Fitch Ratings had in January 2020 described the high cash reserve requirement the CBN prescribed for DBMs as “credit-negative”.
It said high CRR for Nigerian banks was credit-negative for the sector as it would restrict banks’ ability to lend and dampen their profitability.
It said the CBN’s decision, designed to reduce excess banking sector liquidity in an attempt to curtail high inflation, clashes with the apex bank’s competing objective to stimulate lending.
“The CRR increase is an example of the kind of unpredictable regulatory intervention, seen especially since 2019, that poses challenges for Nigerian banks”, Fitch Ratings said.
The year 2020 was extremely unkind to mankind, about the worst year ever. Financial service institutions were not exempted.
The banks led the Coalition Alliance Against COVID-19 (CACOVID), the private sector initiative to support healthcare professionals, institutions and governments – by mobilizing private sector leadership and resources to mitigate the impact of the pandemic on business and the people.
A total of N39.64 billion – in kind donations as well as funds, was realized from the initiative as of November 2020.

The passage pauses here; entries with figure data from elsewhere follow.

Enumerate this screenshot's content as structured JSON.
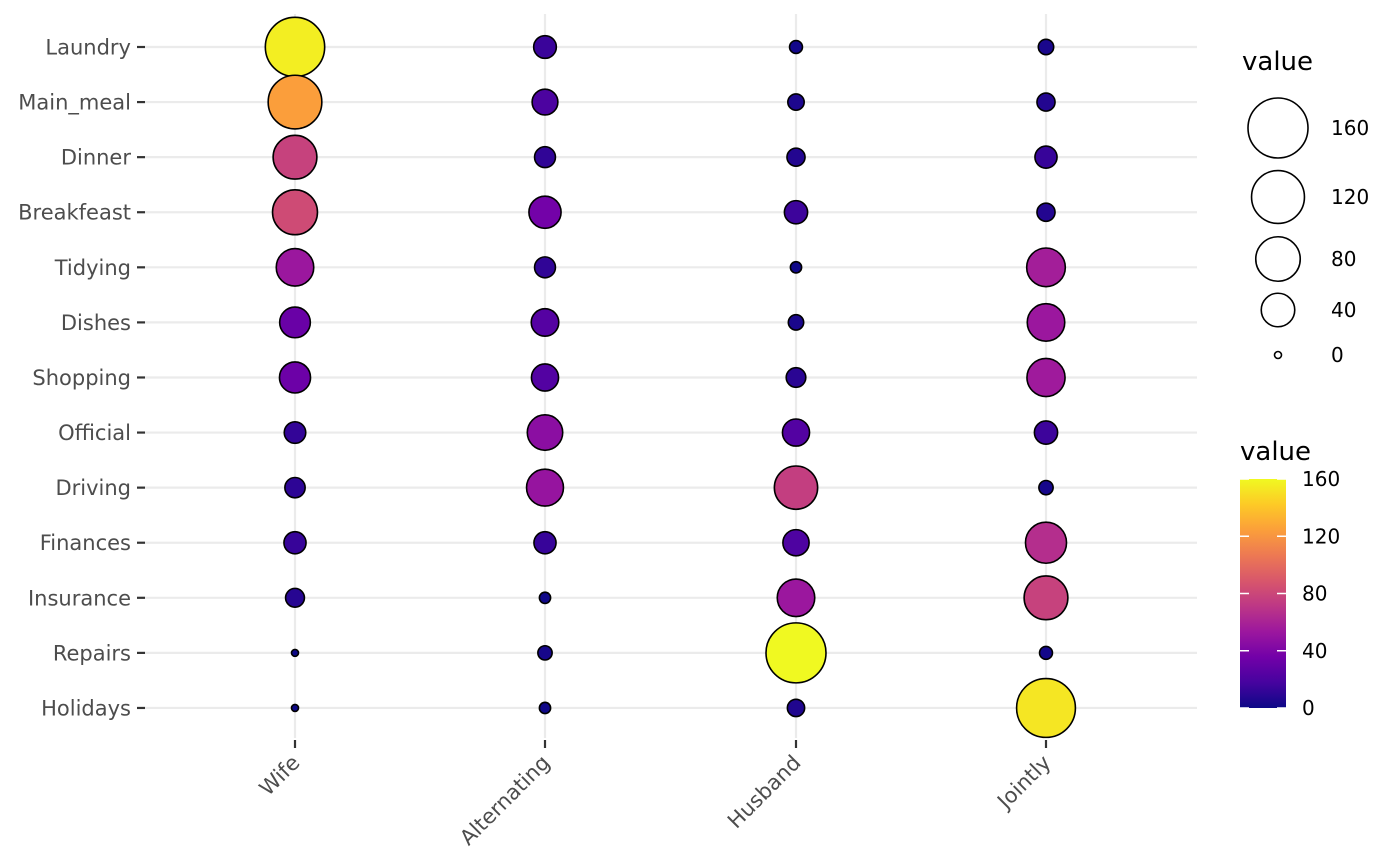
{
  "chart_data": {
    "type": "scatter",
    "categories_x": [
      "Wife",
      "Alternating",
      "Husband",
      "Jointly"
    ],
    "categories_y": [
      "Laundry",
      "Main_meal",
      "Dinner",
      "Breakfeast",
      "Tidying",
      "Dishes",
      "Shopping",
      "Official",
      "Driving",
      "Finances",
      "Insurance",
      "Repairs",
      "Holidays"
    ],
    "values": [
      [
        156,
        14,
        2,
        4
      ],
      [
        124,
        20,
        5,
        7
      ],
      [
        77,
        11,
        7,
        13
      ],
      [
        82,
        36,
        15,
        7
      ],
      [
        53,
        11,
        1,
        57
      ],
      [
        32,
        24,
        4,
        53
      ],
      [
        33,
        23,
        9,
        55
      ],
      [
        12,
        46,
        23,
        15
      ],
      [
        10,
        51,
        75,
        3
      ],
      [
        13,
        13,
        21,
        66
      ],
      [
        8,
        1,
        53,
        77
      ],
      [
        0,
        3,
        160,
        2
      ],
      [
        0,
        1,
        6,
        153
      ]
    ],
    "size_legend": {
      "title": "value",
      "breaks": [
        160,
        120,
        80,
        40,
        0
      ]
    },
    "color_legend": {
      "title": "value",
      "breaks": [
        160,
        120,
        80,
        40,
        0
      ],
      "range": [
        0,
        160
      ],
      "palette": [
        "#0d0887",
        "#46039f",
        "#7201a8",
        "#9c179e",
        "#bd3786",
        "#d8576b",
        "#ed7953",
        "#fb9f3a",
        "#fdca26",
        "#f0f921"
      ]
    },
    "grid": true
  }
}
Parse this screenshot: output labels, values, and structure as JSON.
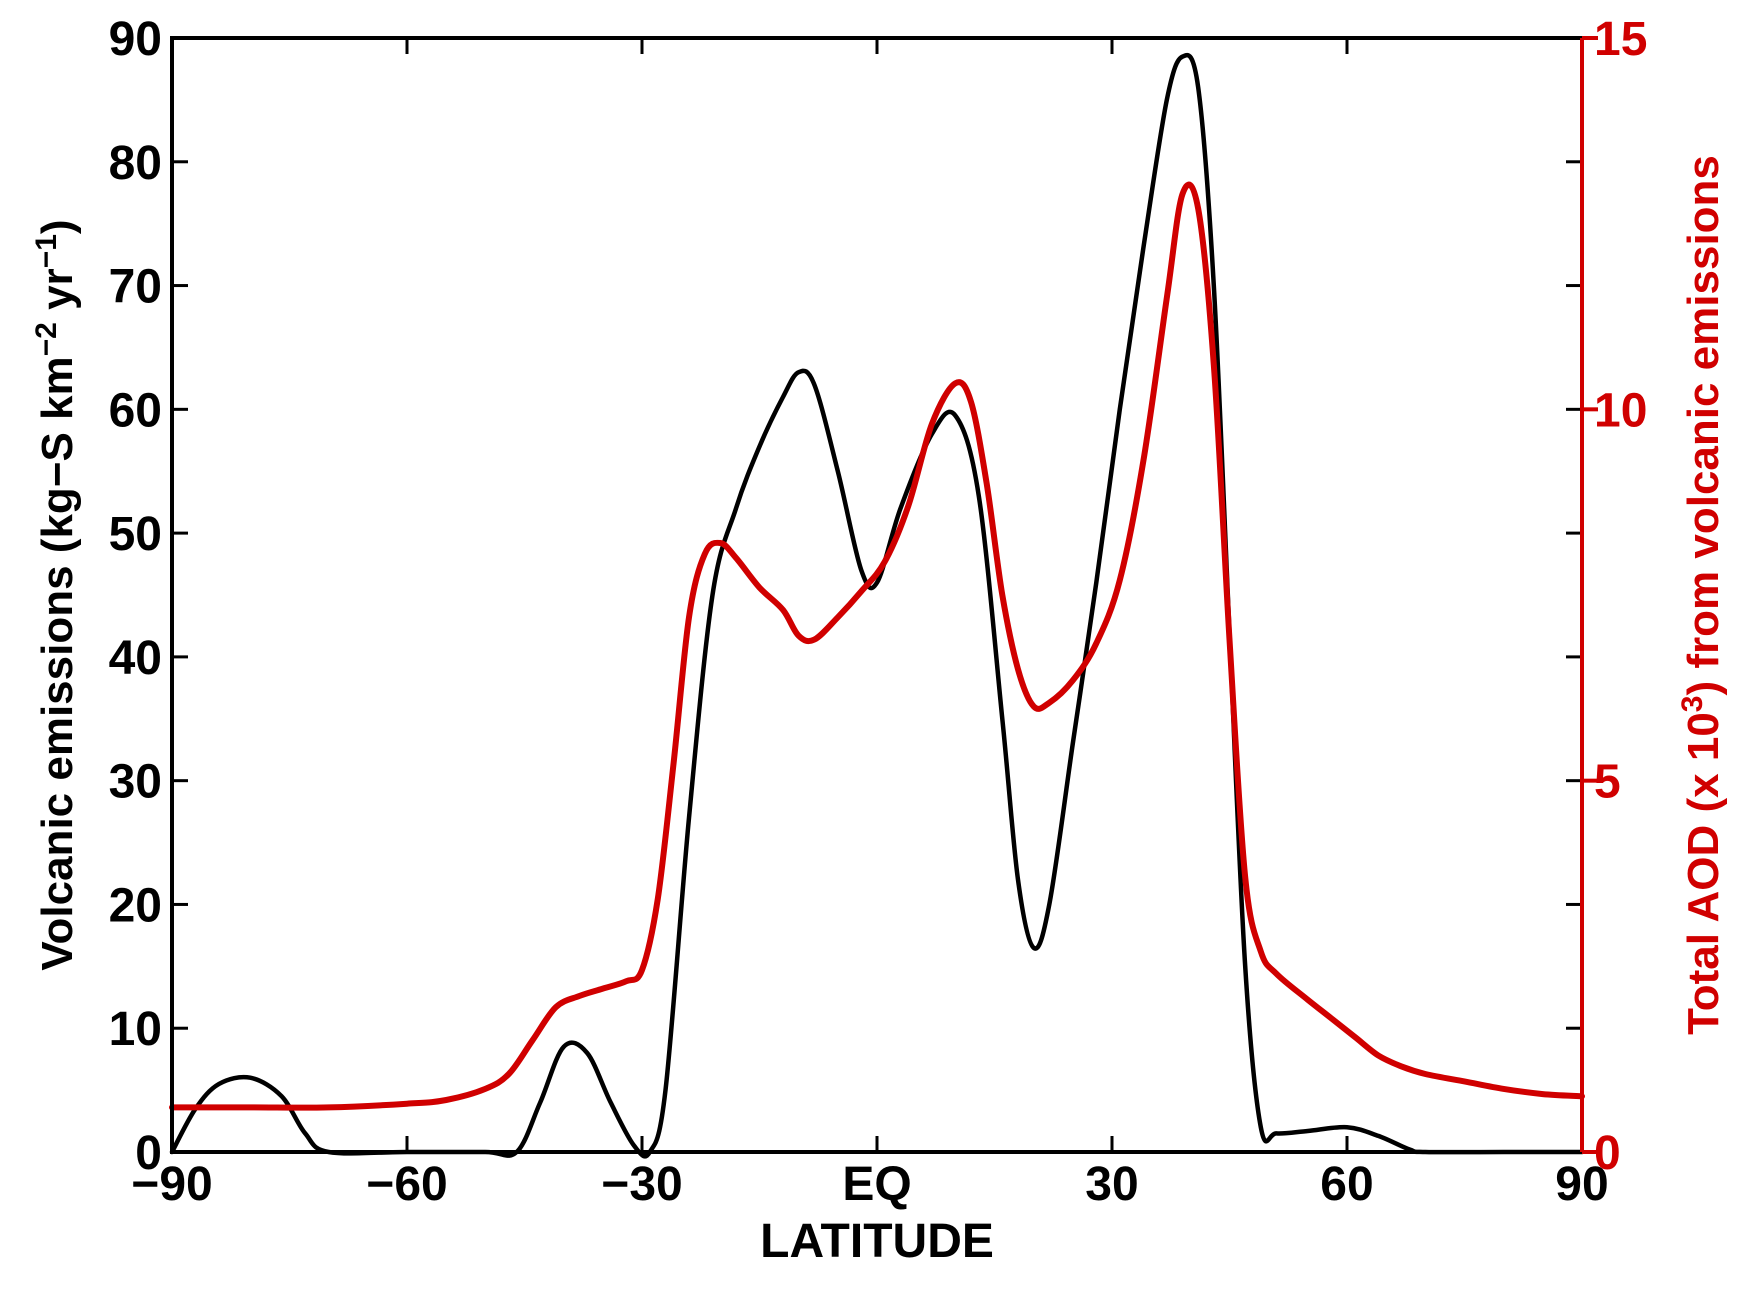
{
  "chart_data": {
    "type": "line",
    "title": "",
    "xlabel": "LATITUDE",
    "ylabel_left": {
      "prefix": "Volcanic emissions (kg−S km",
      "exp1": "−2",
      "middle": " yr",
      "exp2": "−1",
      "suffix": ")"
    },
    "ylabel_right": {
      "prefix": "Total AOD (x 10",
      "exp": "3",
      "suffix": ") from volcanic emissions",
      "color": "#d00000"
    },
    "xlim": [
      -90,
      90
    ],
    "ylim_left": [
      0,
      90
    ],
    "ylim_right": [
      0,
      15
    ],
    "x_ticks": [
      {
        "value": -90,
        "label": "−90"
      },
      {
        "value": -60,
        "label": "−60"
      },
      {
        "value": -30,
        "label": "−30"
      },
      {
        "value": 0,
        "label": "EQ"
      },
      {
        "value": 30,
        "label": "30"
      },
      {
        "value": 60,
        "label": "60"
      },
      {
        "value": 90,
        "label": "90"
      }
    ],
    "y_left_ticks": [
      {
        "value": 0,
        "label": "0"
      },
      {
        "value": 10,
        "label": "10"
      },
      {
        "value": 20,
        "label": "20"
      },
      {
        "value": 30,
        "label": "30"
      },
      {
        "value": 40,
        "label": "40"
      },
      {
        "value": 50,
        "label": "50"
      },
      {
        "value": 60,
        "label": "60"
      },
      {
        "value": 70,
        "label": "70"
      },
      {
        "value": 80,
        "label": "80"
      },
      {
        "value": 90,
        "label": "90"
      }
    ],
    "y_right_ticks": [
      {
        "value": 0,
        "label": "0"
      },
      {
        "value": 5,
        "label": "5"
      },
      {
        "value": 10,
        "label": "10"
      },
      {
        "value": 15,
        "label": "15"
      }
    ],
    "grid": false,
    "series": [
      {
        "axis": "left",
        "color": "#000000",
        "points": [
          [
            -90,
            0
          ],
          [
            -87,
            3.5
          ],
          [
            -84,
            5.5
          ],
          [
            -80,
            6
          ],
          [
            -76,
            4.5
          ],
          [
            -73,
            1.5
          ],
          [
            -70,
            0
          ],
          [
            -60,
            0
          ],
          [
            -50,
            0
          ],
          [
            -46,
            0
          ],
          [
            -43,
            4
          ],
          [
            -40,
            8.5
          ],
          [
            -37,
            8
          ],
          [
            -34,
            4
          ],
          [
            -31,
            0.5
          ],
          [
            -29,
            0
          ],
          [
            -27,
            5
          ],
          [
            -24,
            27
          ],
          [
            -21,
            45
          ],
          [
            -18,
            52
          ],
          [
            -15,
            57
          ],
          [
            -12,
            61
          ],
          [
            -10,
            63
          ],
          [
            -8,
            62
          ],
          [
            -5,
            55
          ],
          [
            -2,
            47
          ],
          [
            0,
            46
          ],
          [
            3,
            52
          ],
          [
            7,
            58
          ],
          [
            10,
            59.5
          ],
          [
            13,
            53
          ],
          [
            16,
            35
          ],
          [
            18,
            22
          ],
          [
            20,
            16.5
          ],
          [
            22,
            20
          ],
          [
            25,
            33
          ],
          [
            28,
            46
          ],
          [
            31,
            60
          ],
          [
            34,
            73
          ],
          [
            37,
            85
          ],
          [
            39,
            88.5
          ],
          [
            41,
            86
          ],
          [
            43,
            70
          ],
          [
            45,
            42
          ],
          [
            47,
            15
          ],
          [
            49,
            2
          ],
          [
            51,
            1.5
          ],
          [
            55,
            1.7
          ],
          [
            60,
            2
          ],
          [
            64,
            1.3
          ],
          [
            68,
            0.2
          ],
          [
            70,
            0
          ],
          [
            80,
            0
          ],
          [
            90,
            0
          ]
        ]
      },
      {
        "axis": "right",
        "color": "#d00000",
        "points": [
          [
            -90,
            0.6
          ],
          [
            -80,
            0.6
          ],
          [
            -70,
            0.6
          ],
          [
            -60,
            0.65
          ],
          [
            -55,
            0.7
          ],
          [
            -50,
            0.85
          ],
          [
            -47,
            1.05
          ],
          [
            -44,
            1.5
          ],
          [
            -41,
            1.95
          ],
          [
            -38,
            2.1
          ],
          [
            -35,
            2.2
          ],
          [
            -32,
            2.3
          ],
          [
            -30,
            2.45
          ],
          [
            -28,
            3.4
          ],
          [
            -26,
            5.2
          ],
          [
            -24,
            7.2
          ],
          [
            -22,
            8.05
          ],
          [
            -20,
            8.2
          ],
          [
            -18,
            8.0
          ],
          [
            -15,
            7.6
          ],
          [
            -12,
            7.3
          ],
          [
            -10,
            6.95
          ],
          [
            -8,
            6.9
          ],
          [
            -5,
            7.2
          ],
          [
            -2,
            7.55
          ],
          [
            1,
            7.95
          ],
          [
            4,
            8.7
          ],
          [
            7,
            9.8
          ],
          [
            10,
            10.35
          ],
          [
            12,
            10.1
          ],
          [
            14,
            9.0
          ],
          [
            16,
            7.5
          ],
          [
            18,
            6.5
          ],
          [
            20,
            6.0
          ],
          [
            22,
            6.05
          ],
          [
            25,
            6.35
          ],
          [
            28,
            6.85
          ],
          [
            31,
            7.7
          ],
          [
            34,
            9.3
          ],
          [
            37,
            11.5
          ],
          [
            39,
            12.9
          ],
          [
            41,
            12.7
          ],
          [
            43,
            10.6
          ],
          [
            45,
            6.9
          ],
          [
            47,
            3.7
          ],
          [
            49,
            2.7
          ],
          [
            51,
            2.4
          ],
          [
            55,
            2.05
          ],
          [
            58,
            1.8
          ],
          [
            61,
            1.55
          ],
          [
            64,
            1.3
          ],
          [
            67,
            1.15
          ],
          [
            70,
            1.05
          ],
          [
            75,
            0.95
          ],
          [
            80,
            0.85
          ],
          [
            85,
            0.78
          ],
          [
            90,
            0.75
          ]
        ]
      }
    ]
  }
}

“Government and the regulatory authorities must support banks in their role as financial intermediaries in the economy; banks are trading with shareholders’ funds and customers’ deposits.
This year (2021) is going to be quite challenging for the banks because they only managed to survive the impact of the lockdown, border closure and tight monetary policies of 2020”, said National Chairman, Progressive Shareholders Association of Nigeria (PSAN), Boniface Okezie.